Rushdie has also weighed in heavily on the side of the writers who have questioned the rising Hindutva wave of intolerance in the country and given up their Sahitya Akademi and other awards to make their voices heard.
Rushdie has questioned Prime Minister Narendra Modi's "silence" and that of institutions like the Sahitya Akademi is permitting a new "degree of thuggish violence" in India. He was speaking exclusively on NDTV's The Buck Stops Here from London which will be telecast on NDTV on Tuesday night at 9 p.m.
According to the report, Rushdie said, "There are attacks on ordinary liberties, the ordinary right of assembly, the ordinary right to organize an event in which people can talk about books and ideas freely and without hostility, that seems to be in real grave danger in India today."
Rushdie, who had an fatwa issued against him including a death threat for penning his book 'The Satanic Verses', banned in India by the Congress government headed by Rajiv Gandhi to appease the Muslim community, feels that something dangerous is emerging in India. Rushdie had to take up the pseudonym of Joseph Anton and go into hiding to survive the threat from Islamic fundamentalists.
In his interview, he makes it clear that he is unwilling to take sides between the Congress and the BJP. "I am not a fan of any political party. I don't support either side of this argument. Obviously, when 'The Satanic Verses' was banned, it was banned by the Congress of Rajiv Gandhi and then, there was the episode of Jaipur which was the last time we had to talk like this by long distance. And of course, I am not any kind of fan of that. But I think what's crept into Indian life now is a degree of thuggish violence which is new. And it seems to be, I have to say, given permission by the silence of official bodies, by the silence of the Sahitya Akademi which is what so many of the writers are protesting about, by the silence of the Prime Minister's Office. Mr Modi is a very talkative gentleman, he has a lot to say on a lot of subjects and it would be very good to hear what he has to say about all this," NDTV reports.

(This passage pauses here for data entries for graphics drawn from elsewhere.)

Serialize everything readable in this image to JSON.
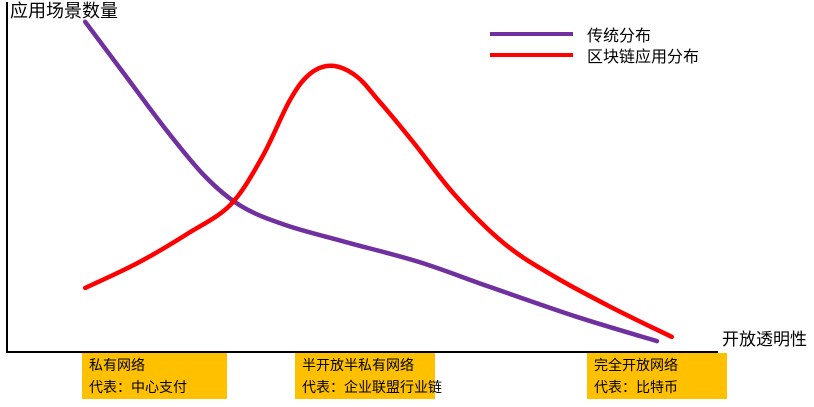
{
  "colors": {
    "traditional": "#7030A0",
    "blockchain": "#FF0000",
    "highlight": "#FFC000",
    "axis": "#000000",
    "text": "#000000"
  },
  "chart_data": {
    "type": "line",
    "title": "",
    "ylabel": "应用场景数量",
    "xlabel": "开放透明性",
    "xlim": [
      0,
      100
    ],
    "ylim": [
      0,
      100
    ],
    "grid": false,
    "axis_ticks": "none",
    "legend_position": "top-right",
    "series": [
      {
        "name": "传统分布",
        "color": "#7030A0",
        "points": [
          [
            11.0,
            93.8
          ],
          [
            16.6,
            78.7
          ],
          [
            22.2,
            63.6
          ],
          [
            27.8,
            50.0
          ],
          [
            32.9,
            41.5
          ],
          [
            39.1,
            36.1
          ],
          [
            47.7,
            31.2
          ],
          [
            57.9,
            25.6
          ],
          [
            67.9,
            18.5
          ],
          [
            80.3,
            9.9
          ],
          [
            91.4,
            3.1
          ]
        ]
      },
      {
        "name": "区块链应用分布",
        "color": "#FF0000",
        "points": [
          [
            11.0,
            18.2
          ],
          [
            18.4,
            25.3
          ],
          [
            25.3,
            33.5
          ],
          [
            31.4,
            41.8
          ],
          [
            35.9,
            55.4
          ],
          [
            39.8,
            71.6
          ],
          [
            42.6,
            79.0
          ],
          [
            45.7,
            81.3
          ],
          [
            49.1,
            78.4
          ],
          [
            52.2,
            71.6
          ],
          [
            57.1,
            59.7
          ],
          [
            63.0,
            44.6
          ],
          [
            70.0,
            30.7
          ],
          [
            77.1,
            21.3
          ],
          [
            85.5,
            12.2
          ],
          [
            93.5,
            4.3
          ]
        ]
      }
    ],
    "annotations": [
      {
        "line1": "私有网络",
        "line2": "代表：中心支付"
      },
      {
        "line1": "半开放半私有网络",
        "line2": "代表：企业联盟行业链"
      },
      {
        "line1": "完全开放网络",
        "line2": "代表：比特币"
      }
    ]
  }
}
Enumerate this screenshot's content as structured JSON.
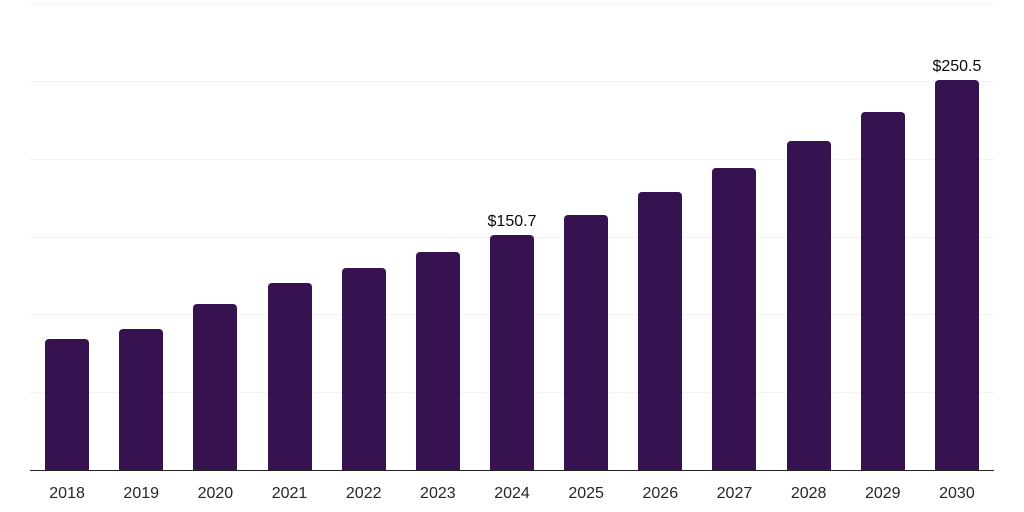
{
  "chart_data": {
    "type": "bar",
    "title": "",
    "xlabel": "",
    "ylabel": "",
    "categories": [
      "2018",
      "2019",
      "2020",
      "2021",
      "2022",
      "2023",
      "2024",
      "2025",
      "2026",
      "2027",
      "2028",
      "2029",
      "2030"
    ],
    "values": [
      84.0,
      90.4,
      106.6,
      119.9,
      129.6,
      140.2,
      150.7,
      164.0,
      178.5,
      194.3,
      211.5,
      230.2,
      250.5
    ],
    "value_labels": {
      "2024": "$150.7",
      "2030": "$250.5"
    },
    "ylim": [
      0,
      300
    ],
    "gridline_step": 50,
    "grid": "horizontal",
    "legend_position": "none",
    "colors": {
      "bar": "#361350",
      "axis_line": "#222222",
      "gridline": "#f2f2f2",
      "value_label": "#0a0a0a",
      "tick_label": "#262626",
      "background": "#ffffff"
    }
  }
}
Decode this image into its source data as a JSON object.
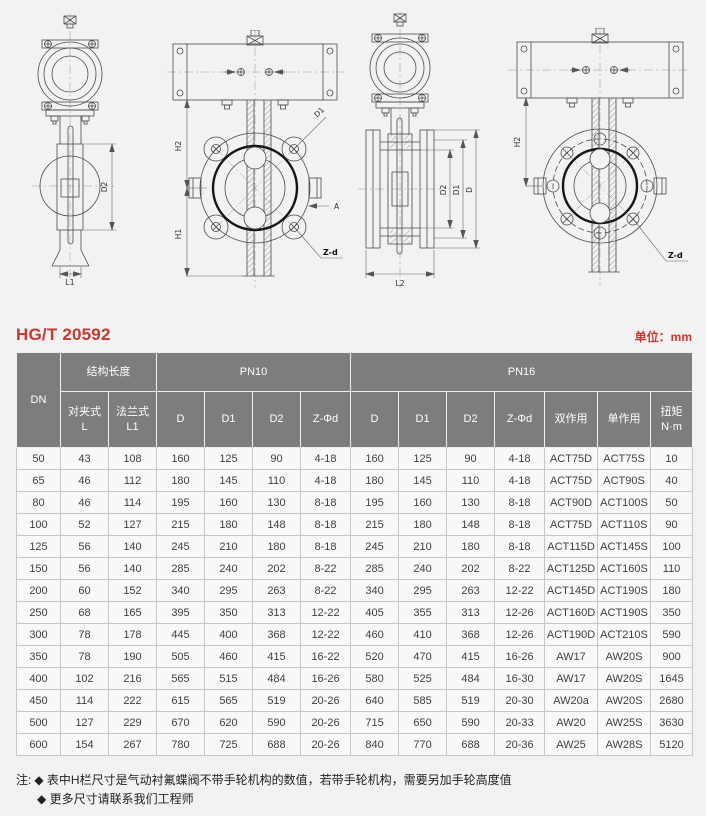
{
  "page": {
    "title": "HG/T 20592",
    "unit_label": "单位：mm",
    "accent_red": "#c23a30",
    "header_gray": "#7d7d7d",
    "background": "#f3f1f1"
  },
  "drawings": {
    "wafer_side": {
      "labels": {
        "l1": "L1",
        "d2": "D2"
      }
    },
    "wafer_front": {
      "labels": {
        "h2": "H2",
        "h1": "H1",
        "d1": "D1",
        "a": "A",
        "zd": "Z-d"
      }
    },
    "flange_side": {
      "labels": {
        "l2": "L2",
        "d2": "D2",
        "d1": "D1",
        "d": "D"
      }
    },
    "flange_front": {
      "labels": {
        "h2": "H2",
        "zd": "Z-d"
      }
    }
  },
  "table": {
    "header": {
      "dn": "DN",
      "length_group": "结构长度",
      "pn10_group": "PN10",
      "pn16_group": "PN16",
      "sub": [
        "对夹式\nL",
        "法兰式\nL1",
        "D",
        "D1",
        "D2",
        "Z-Φd",
        "D",
        "D1",
        "D2",
        "Z-Φd",
        "双作用",
        "单作用",
        "扭矩\nN·m"
      ]
    },
    "rows": [
      [
        "50",
        "43",
        "108",
        "160",
        "125",
        "90",
        "4-18",
        "160",
        "125",
        "90",
        "4-18",
        "ACT75D",
        "ACT75S",
        "10"
      ],
      [
        "65",
        "46",
        "112",
        "180",
        "145",
        "110",
        "4-18",
        "180",
        "145",
        "110",
        "4-18",
        "ACT75D",
        "ACT90S",
        "40"
      ],
      [
        "80",
        "46",
        "114",
        "195",
        "160",
        "130",
        "8-18",
        "195",
        "160",
        "130",
        "8-18",
        "ACT90D",
        "ACT100S",
        "50"
      ],
      [
        "100",
        "52",
        "127",
        "215",
        "180",
        "148",
        "8-18",
        "215",
        "180",
        "148",
        "8-18",
        "ACT75D",
        "ACT110S",
        "90"
      ],
      [
        "125",
        "56",
        "140",
        "245",
        "210",
        "180",
        "8-18",
        "245",
        "210",
        "180",
        "8-18",
        "ACT115D",
        "ACT145S",
        "100"
      ],
      [
        "150",
        "56",
        "140",
        "285",
        "240",
        "202",
        "8-22",
        "285",
        "240",
        "202",
        "8-22",
        "ACT125D",
        "ACT160S",
        "110"
      ],
      [
        "200",
        "60",
        "152",
        "340",
        "295",
        "263",
        "8-22",
        "340",
        "295",
        "263",
        "12-22",
        "ACT145D",
        "ACT190S",
        "180"
      ],
      [
        "250",
        "68",
        "165",
        "395",
        "350",
        "313",
        "12-22",
        "405",
        "355",
        "313",
        "12-26",
        "ACT160D",
        "ACT190S",
        "350"
      ],
      [
        "300",
        "78",
        "178",
        "445",
        "400",
        "368",
        "12-22",
        "460",
        "410",
        "368",
        "12-26",
        "ACT190D",
        "ACT210S",
        "590"
      ],
      [
        "350",
        "78",
        "190",
        "505",
        "460",
        "415",
        "16-22",
        "520",
        "470",
        "415",
        "16-26",
        "AW17",
        "AW20S",
        "900"
      ],
      [
        "400",
        "102",
        "216",
        "565",
        "515",
        "484",
        "16-26",
        "580",
        "525",
        "484",
        "16-30",
        "AW17",
        "AW20S",
        "1645"
      ],
      [
        "450",
        "114",
        "222",
        "615",
        "565",
        "519",
        "20-26",
        "640",
        "585",
        "519",
        "20-30",
        "AW20a",
        "AW20S",
        "2680"
      ],
      [
        "500",
        "127",
        "229",
        "670",
        "620",
        "590",
        "20-26",
        "715",
        "650",
        "590",
        "20-33",
        "AW20",
        "AW25S",
        "3630"
      ],
      [
        "600",
        "154",
        "267",
        "780",
        "725",
        "688",
        "20-26",
        "840",
        "770",
        "688",
        "20-36",
        "AW25",
        "AW28S",
        "5120"
      ]
    ]
  },
  "notes": {
    "prefix": "注:",
    "items": [
      "◆ 表中H栏尺寸是气动衬氟蝶阀不带手轮机构的数值，若带手轮机构，需要另加手轮高度值",
      "◆ 更多尺寸请联系我们工程师"
    ]
  }
}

Rushdie also condemned the smearing with black paint of BJP thinker Sudheendra Kulkarni, also a close aide of BJP leader and former Deputy Prime Minister L. K. Advani ,on Monday, 12 October, in Mumbai by alleged goons of the Shiv Sena who were protesting his being involved with the release of a book written by a Pakistani diplomat.
He also said that he stood in solidarity with writer Nayantara Sahgal and all other writers who had returned their Sahitya Akademi awards to protest the growing attacks on intellectural and other liberties and human rights.
"I made a tweet supporting Nayantara Sahgal and many of the other writers who have protested against these recent terrible events in India. And no sooner had I said it that 10,000 hateful tweets were aimed at me and are still going on. So it's something that unfortunately is happening in India too much right now," Rushdie said in his interview.
"I support Nayantara Sahgal and the many other writers protesting to the Sahitya Akademi. Alarming times for free expression in India," Rushdie tweeted.